Nevermind screwing with puppies, goats and horses, what about...

a man who unknowingly is infected with AIDS and half-cocked on meth is enjoying himself at an all night gangbanging session at the local private gay club, is he absolved from any responsiblity because he didn't know he had AIDS and the other twenty adults consented to sex? Which reminds me will Reagan be blamed for spreading AIDS?

or what about a seventeen year old female who drunk as a skunk on bourban is having a pogo stick shoved up her vagina by a couple of groovey dudes emulating their favorite porn stars, is she really in a consenting state of mind? Or will Jesus be blamed for uptight puritanism?

That said, I don't get the whole argument 'government stay out of our bedrooms' but 'give us free health care, free education, free housing, free art, cheap gas, an AIDS cure, and while you're at it feed the world's hungry'.

syn   ·  May 4, 2007 9:34 AM
"I am sick of repeating myself repeating myself." - Eric

That's because when you argue with a fuckwit, Eric, they beat you down through persistence, impermeability, and experience.

Ironbear   ·  May 4, 2007 2:54 PM

I fail to see why incest is a special case.

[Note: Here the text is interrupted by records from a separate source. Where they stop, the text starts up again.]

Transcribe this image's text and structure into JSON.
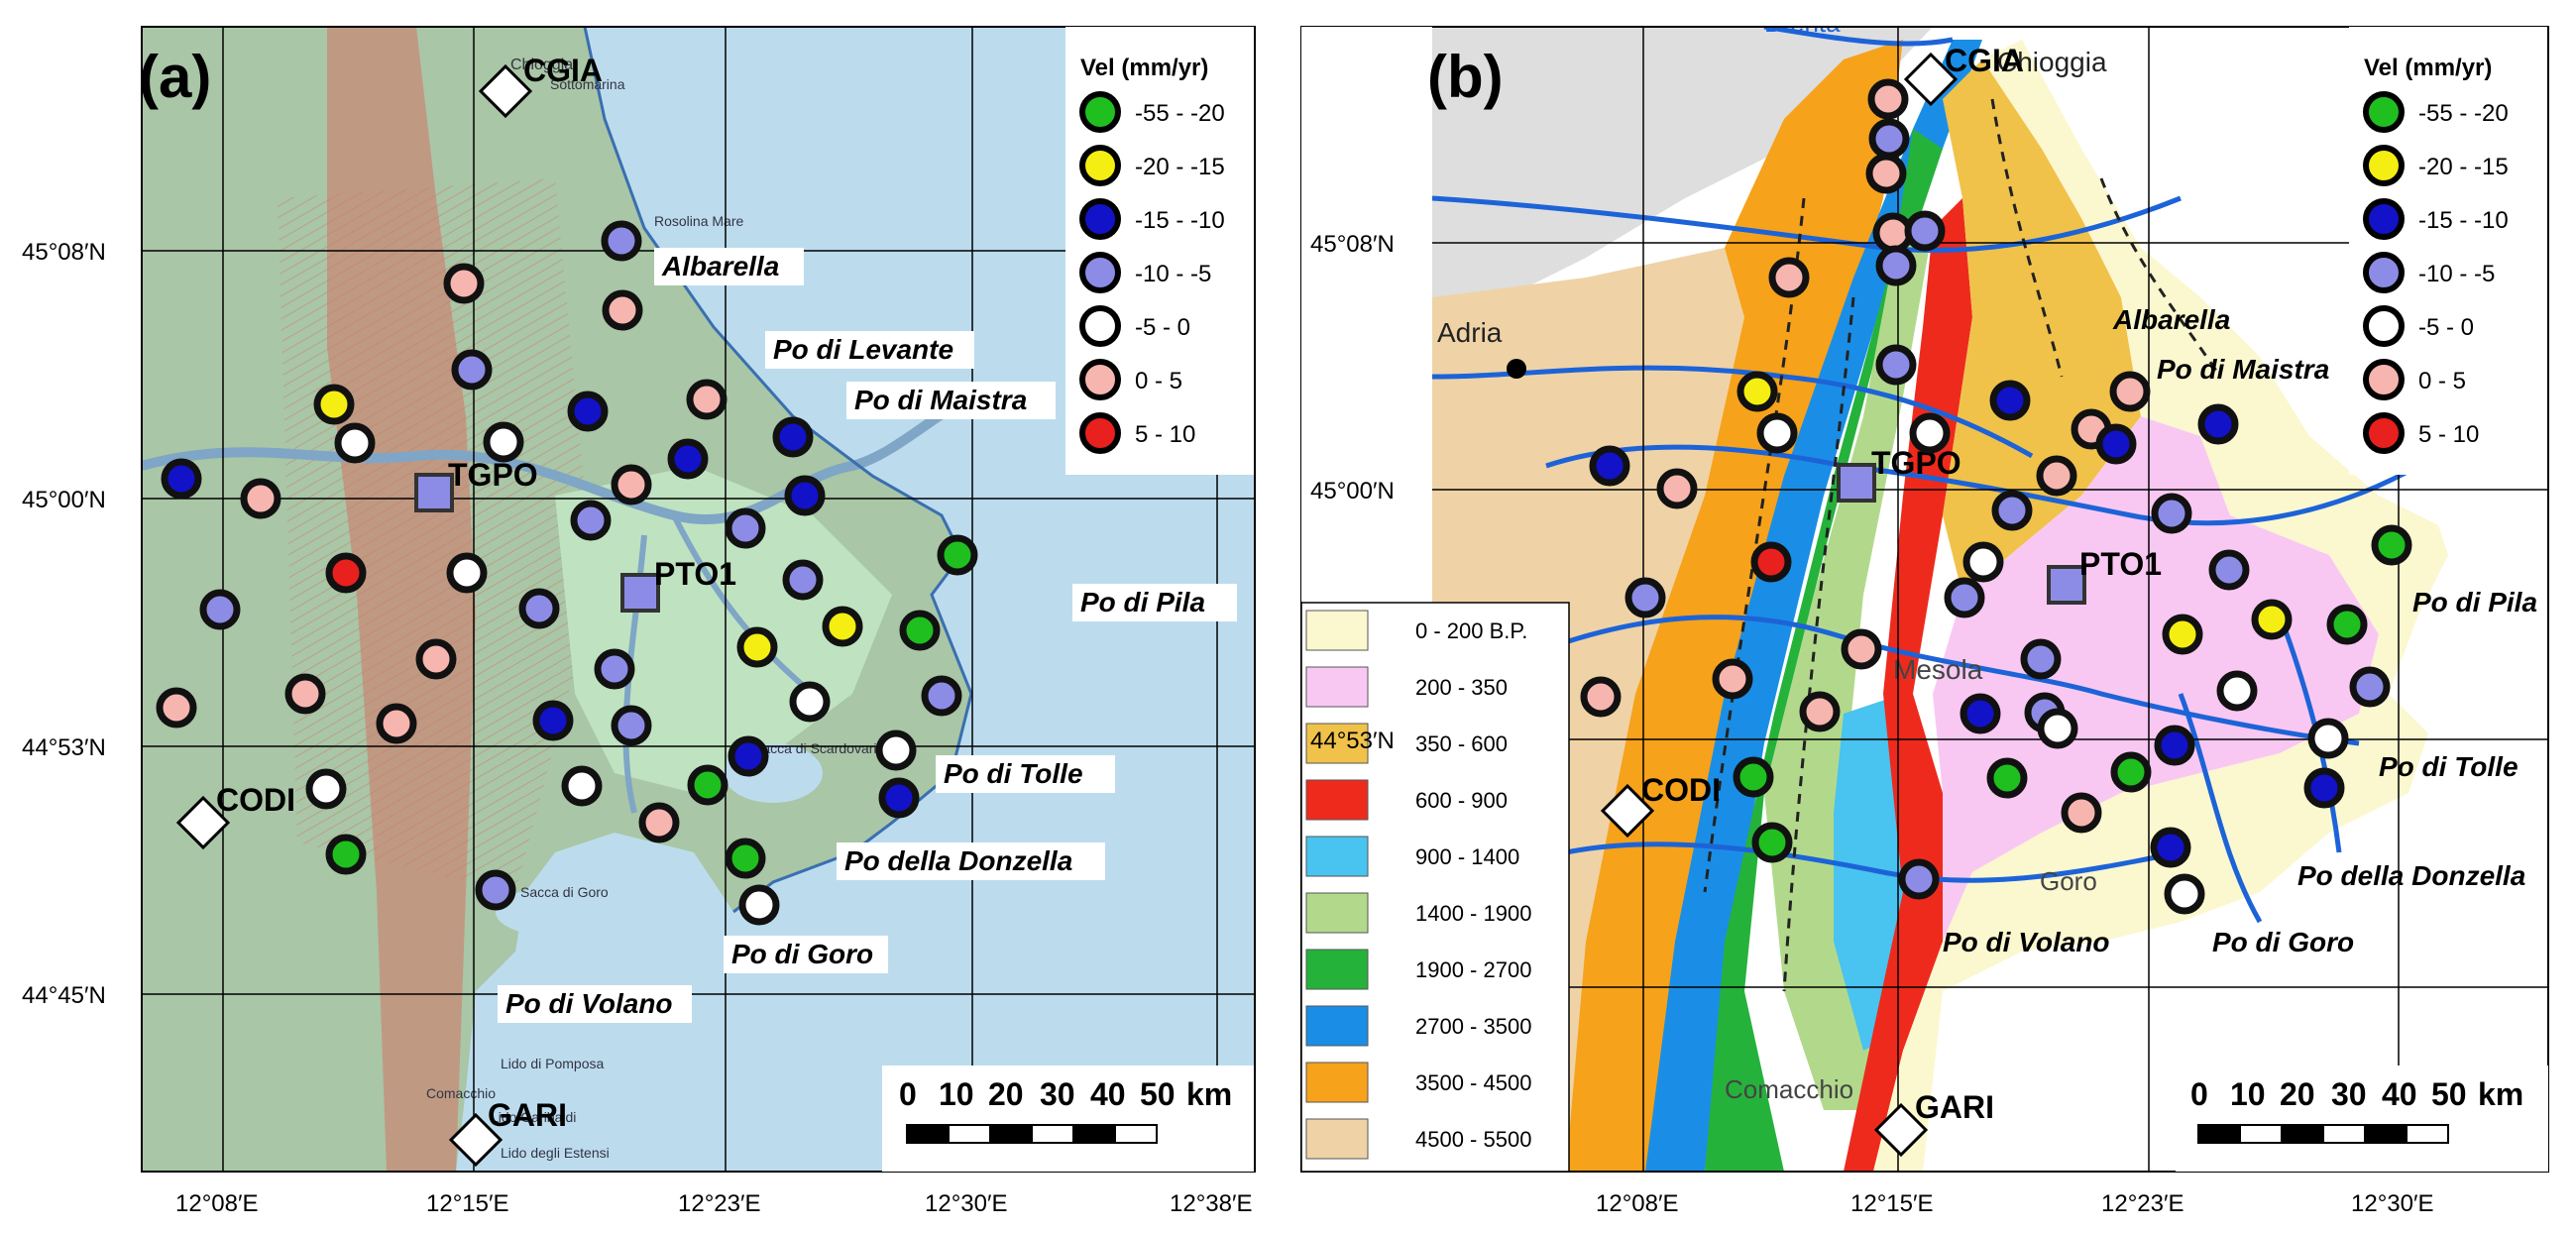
{
  "panel_a": {
    "label": "(a)",
    "legend_title": "Vel (mm/yr)",
    "scale_numbers": [
      "0",
      "10",
      "20",
      "30",
      "40",
      "50",
      "km"
    ],
    "lat_labels": [
      "45°08′N",
      "45°00′N",
      "44°53′N",
      "44°45′N"
    ],
    "lon_labels": [
      "12°08′E",
      "12°15′E",
      "12°23′E",
      "12°30′E",
      "12°38′E"
    ],
    "stations": [
      "CGIA",
      "TGPO",
      "PTO1",
      "CODI",
      "GARI"
    ],
    "places": [
      "Albarella",
      "Po di Levante",
      "Po di Maistra",
      "Po di Pila",
      "Po di Tolle",
      "Po della Donzella",
      "Po di Goro",
      "Po di Volano"
    ],
    "map_text": [
      "Chioggia",
      "Sottomarina",
      "Rosolina Mare",
      "Lido di Pomposa",
      "Comacchio",
      "Lido degli Estensi",
      "Lido Garibaldi",
      "Sacca di Goro",
      "Sacca di Scardovari"
    ]
  },
  "panel_b": {
    "label": "(b)",
    "legend_title": "Vel (mm/yr)",
    "scale_numbers": [
      "0",
      "10",
      "20",
      "30",
      "40",
      "50",
      "km"
    ],
    "lat_labels": [
      "45°08′N",
      "45°00′N",
      "44°53′N"
    ],
    "lon_labels": [
      "12°08′E",
      "12°15′E",
      "12°23′E",
      "12°30′E"
    ],
    "stations": [
      "CGIA",
      "TGPO",
      "PTO1",
      "CODI",
      "GARI"
    ],
    "places": [
      "Albarella",
      "Po di Maistra",
      "Po di Pila",
      "Po di Tolle",
      "Po della Donzella",
      "Po di Goro",
      "Po di Volano"
    ],
    "map_text": [
      "Brenta",
      "Chioggia",
      "Adria",
      "Mesola",
      "Goro",
      "Comacchio"
    ],
    "age_legend": [
      {
        "label": "0 - 200 B.P.",
        "color": "#fbf7cf"
      },
      {
        "label": "200 - 350",
        "color": "#f9c8f2"
      },
      {
        "label": "350 - 600",
        "color": "#f0c24a"
      },
      {
        "label": "600 - 900",
        "color": "#ee2a1d"
      },
      {
        "label": "900 - 1400",
        "color": "#49c3ef"
      },
      {
        "label": "1400 - 1900",
        "color": "#b2d98b"
      },
      {
        "label": "1900 - 2700",
        "color": "#25b23b"
      },
      {
        "label": "2700 - 3500",
        "color": "#1a8ee6"
      },
      {
        "label": "3500 - 4500",
        "color": "#f6a21b"
      },
      {
        "label": "4500 - 5500",
        "color": "#efd3a6"
      }
    ]
  },
  "velocity_classes": [
    {
      "label": "-55 - -20",
      "color": "#1fbf1f"
    },
    {
      "label": "-20 - -15",
      "color": "#f4ee12"
    },
    {
      "label": "-15 - -10",
      "color": "#1212c8"
    },
    {
      "label": "-10 - -5",
      "color": "#8c8ce6"
    },
    {
      "label": "-5 - 0",
      "color": "#ffffff"
    },
    {
      "label": "0 - 5",
      "color": "#f7b5b0"
    },
    {
      "label": "5 - 10",
      "color": "#e8201e"
    }
  ]
}
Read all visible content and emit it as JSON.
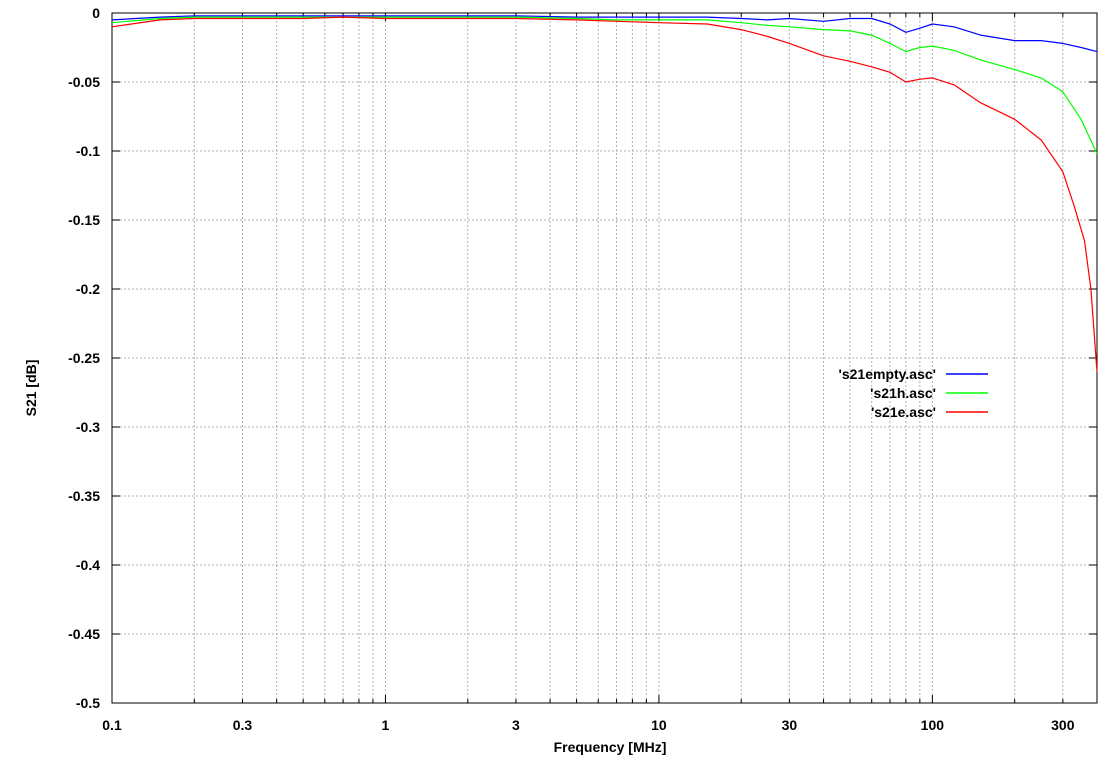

A 45-year-old woman having a baby with a someone she's not related to is at least as dangerous as a healthy 25-year-old having one with her brother. (To say nothing of the fact that a 15-year-old is, ceteris paribus, biologically a better mother than either of them. But that's another story.) No one would stand for regulation of middle-aged women having babies. The only other possible grounds for regulating incest is simple disgust and tradition, and I hardly think this is the sort of blog where such things are respected.

Aaron Davies   ·  May 4, 2007 8:38 PM

Ironbear, I try not to argue with anyone, and I understand that arguing with type of mindset you mention is a waste of time. (Although I wouldn't put Clayton Cramer in that category at all.)